Oct 3, 2023 - Economy

Why you should be skeptical of that job openings number

Data: Bureau of Labor Statistics; Chart: Axios Visuals
Data: Bureau of Labor Statistics; Chart: Axios Visuals

For all the signs of a cooling economy, employers sure had an awful lot of open jobs as summer came to an end, according to a shocker of a labor market report out Tuesday. But it's probably sending a misleading signal.

Driving the news: Employers reported having 9.6 million job openings at the end of August, according to the Job Openings and Labor Turnover report, up 690,000 from July, driven by a particularly large surge in professional and business services openings.

  • Taken at face value, that would seem to suggest Corporate America is ramping up hiring plans once again — implying the super-tight labor market is tightening further rather than coming back into balance.
  • The news drove bond yields up and stocks down, as investors put higher odds on further Fed interest rate increases. The Fed has been looking for openings to drift downward as a way to cool the job market without mass layoffs.

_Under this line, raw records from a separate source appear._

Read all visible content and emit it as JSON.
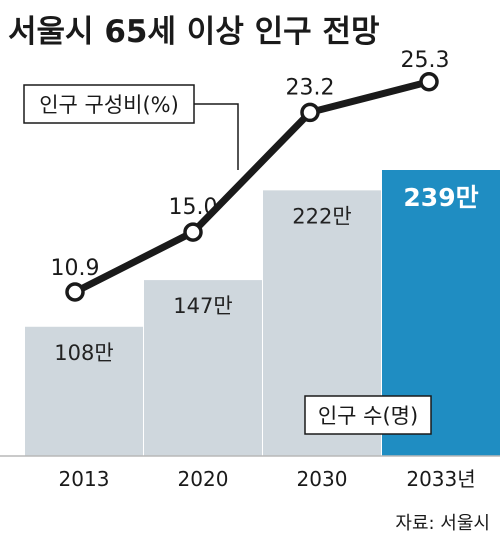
{
  "chart_data": {
    "type": "bar",
    "title": "서울시 65세 이상 인구 전망",
    "categories": [
      "2013",
      "2020",
      "2030",
      "2033년"
    ],
    "series": [
      {
        "name": "인구 수(명)",
        "type": "bar",
        "values": [
          1080000,
          1470000,
          2220000,
          2390000
        ],
        "labels": [
          "108만",
          "147만",
          "222만",
          "239만"
        ]
      },
      {
        "name": "인구 구성비(%)",
        "type": "line",
        "values": [
          10.9,
          15.0,
          23.2,
          25.3
        ],
        "labels": [
          "10.9",
          "15.0",
          "23.2",
          "25.3"
        ]
      }
    ],
    "source": "자료: 서울시",
    "colors": {
      "bar": "#cfd7dd",
      "bar_highlight": "#1f8dc2",
      "line": "#1a1a1a",
      "marker_fill": "#ffffff"
    }
  }
}
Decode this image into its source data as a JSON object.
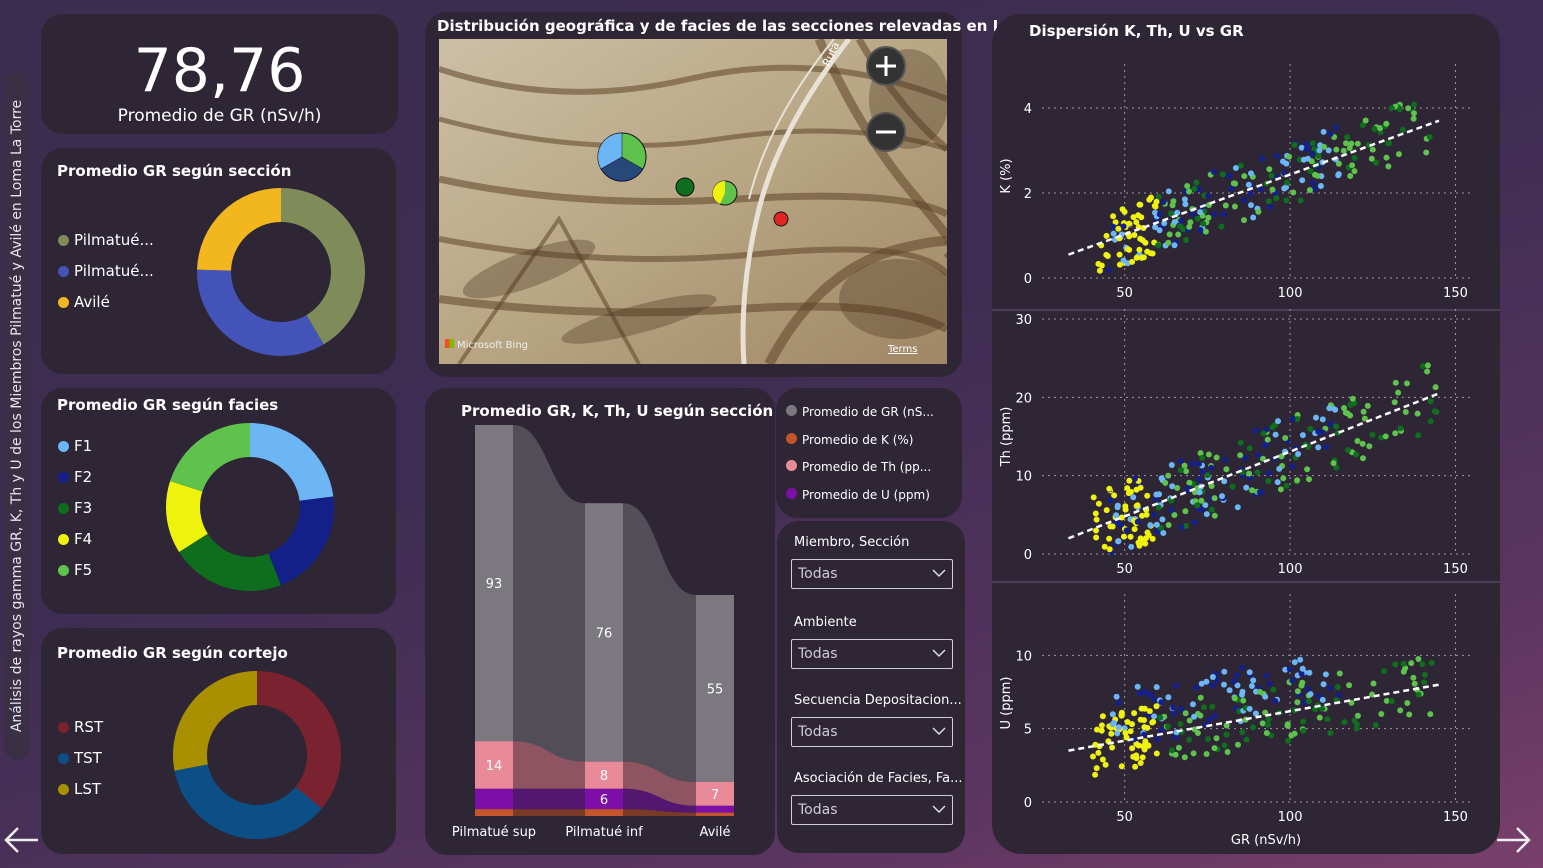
{
  "side_title": "Análisis de rayos gamma GR, K, Th y U de los Miembros Pilmatué y Avilé en Loma La Torre",
  "kpi": {
    "value": "78,76",
    "label": "Promedio de GR (nSv/h)"
  },
  "donut_seccion": {
    "title": "Promedio GR según sección",
    "legend": [
      "Pilmatué...",
      "Pilmatué...",
      "Avilé"
    ],
    "colors": [
      "#7f8c5a",
      "#4453b8",
      "#f2b71e"
    ],
    "values": [
      93,
      76,
      55
    ]
  },
  "donut_facies": {
    "title": "Promedio GR según facies",
    "legend": [
      "F1",
      "F2",
      "F3",
      "F4",
      "F5"
    ],
    "colors": [
      "#6cb6f5",
      "#14208a",
      "#0f6d1e",
      "#eef20d",
      "#5ec24c"
    ],
    "values": [
      0.23,
      0.21,
      0.22,
      0.14,
      0.2
    ]
  },
  "donut_cortejo": {
    "title": "Promedio GR según cortejo",
    "legend": [
      "RST",
      "TST",
      "LST"
    ],
    "colors": [
      "#7a2230",
      "#0b4f86",
      "#a89000"
    ],
    "values": [
      0.36,
      0.36,
      0.28
    ]
  },
  "map": {
    "title": "Distribución geográfica y de facies de las secciones relevadas en LLT",
    "attribution": "Microsoft Bing",
    "terms": "Terms",
    "road_label": "Ruta"
  },
  "ribbon": {
    "title": "Promedio GR, K, Th, U según sección",
    "categories": [
      "Pilmatué sup",
      "Pilmatué inf",
      "Avilé"
    ],
    "gr": [
      93,
      76,
      55
    ],
    "th": [
      14,
      8,
      7
    ],
    "u": [
      6,
      6,
      2
    ],
    "k": [
      2,
      2,
      1
    ],
    "gr_labels": [
      "93",
      "76",
      "55"
    ],
    "th_labels": [
      "14",
      "8",
      "7"
    ],
    "u_label_mid": "6"
  },
  "ribbon_legend": {
    "items": [
      {
        "label": "Promedio de GR (nS...",
        "color": "#7b7880"
      },
      {
        "label": "Promedio de K (%)",
        "color": "#c4552c"
      },
      {
        "label": "Promedio de Th (pp...",
        "color": "#e98a99"
      },
      {
        "label": "Promedio de U (ppm)",
        "color": "#7d0fa8"
      }
    ]
  },
  "slicers": [
    {
      "label": "Miembro, Sección",
      "value": "Todas"
    },
    {
      "label": "Ambiente",
      "value": "Todas"
    },
    {
      "label": "Secuencia Depositacion...",
      "value": "Todas"
    },
    {
      "label": "Asociación de Facies, Fa...",
      "value": "Todas"
    }
  ],
  "chart_data": {
    "type": "scatter",
    "title": "Dispersión K, Th, U vs GR",
    "xlabel": "GR (nSv/h)",
    "xlim": [
      25,
      155
    ],
    "x_ticks": [
      "50",
      "100",
      "150"
    ],
    "legend_colors": {
      "F1": "#6cb6f5",
      "F2": "#14208a",
      "F3": "#0f6d1e",
      "F4": "#eef20d",
      "F5": "#5ec24c"
    },
    "panels": [
      {
        "ylabel": "K (%)",
        "ylim": [
          0,
          4.8
        ],
        "y_ticks": [
          "0",
          "2",
          "4"
        ],
        "y_tick_values": [
          0,
          2,
          4
        ],
        "trend": [
          [
            33,
            0.55
          ],
          [
            145,
            3.7
          ]
        ]
      },
      {
        "ylabel": "Th (ppm)",
        "ylim": [
          0,
          30
        ],
        "y_ticks": [
          "0",
          "10",
          "20",
          "30"
        ],
        "y_tick_values": [
          0,
          10,
          20,
          30
        ],
        "trend": [
          [
            33,
            2
          ],
          [
            145,
            20.5
          ]
        ]
      },
      {
        "ylabel": "U (ppm)",
        "ylim": [
          0,
          13.5
        ],
        "y_ticks": [
          "0",
          "5",
          "10"
        ],
        "y_tick_values": [
          0,
          5,
          10
        ],
        "trend": [
          [
            33,
            3.5
          ],
          [
            145,
            8
          ]
        ]
      }
    ]
  }
}
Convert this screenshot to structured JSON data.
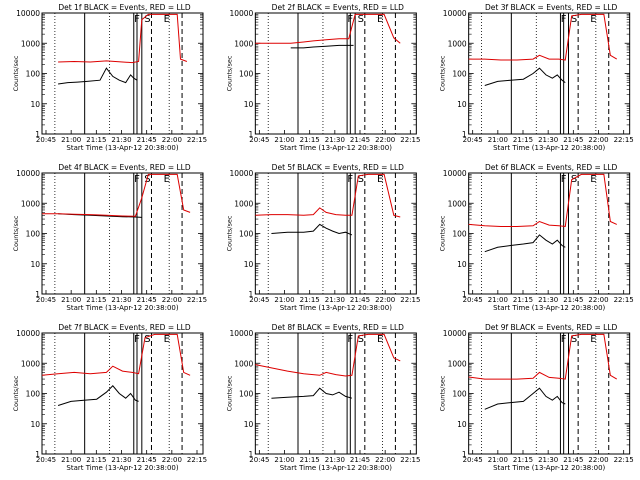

Yes, but: There is reason to think that the new openings number is an aberration and the real underlying story in the U.S. labor market is one of a gradual — very gradual — cooldown.

  • Actual business hiring was basically unchanged in August, rising to 5.9 million people hired. The hiring rate was stable at 3.7%. The number of people who were laid off or quit was also flat in August.
  • Moreover, the job openings number frequently displays volatility that doesn't seem to align with any underlying economic change. The rubber-meets-road indicators around actual hiring and layoffs are more stable.

Meanwhile, many other data points are consistent with a slowing labor market. The average of 150,000 jobs added to employers' payrolls in June, July and August was less than half the Q1 rate (312,000 a month).

  • A survey of large-company CEOs by the Business Roundtable revealed a steep pullback in hiring expectations over the course of the year.

What they're saying: "Don't be fooled into thinking the longstanding cooldown in the labor market has suddenly reversed itself," said Nick Bunker with the Indeed Hiring Lab, in a note. The concentration of the surge in openings in a single sector, he said, is a strong hint that it reflects noise.

  • "Yes, the job market is still retaining a lot of heat, but it hasn't gone back on the boil," said Bunker.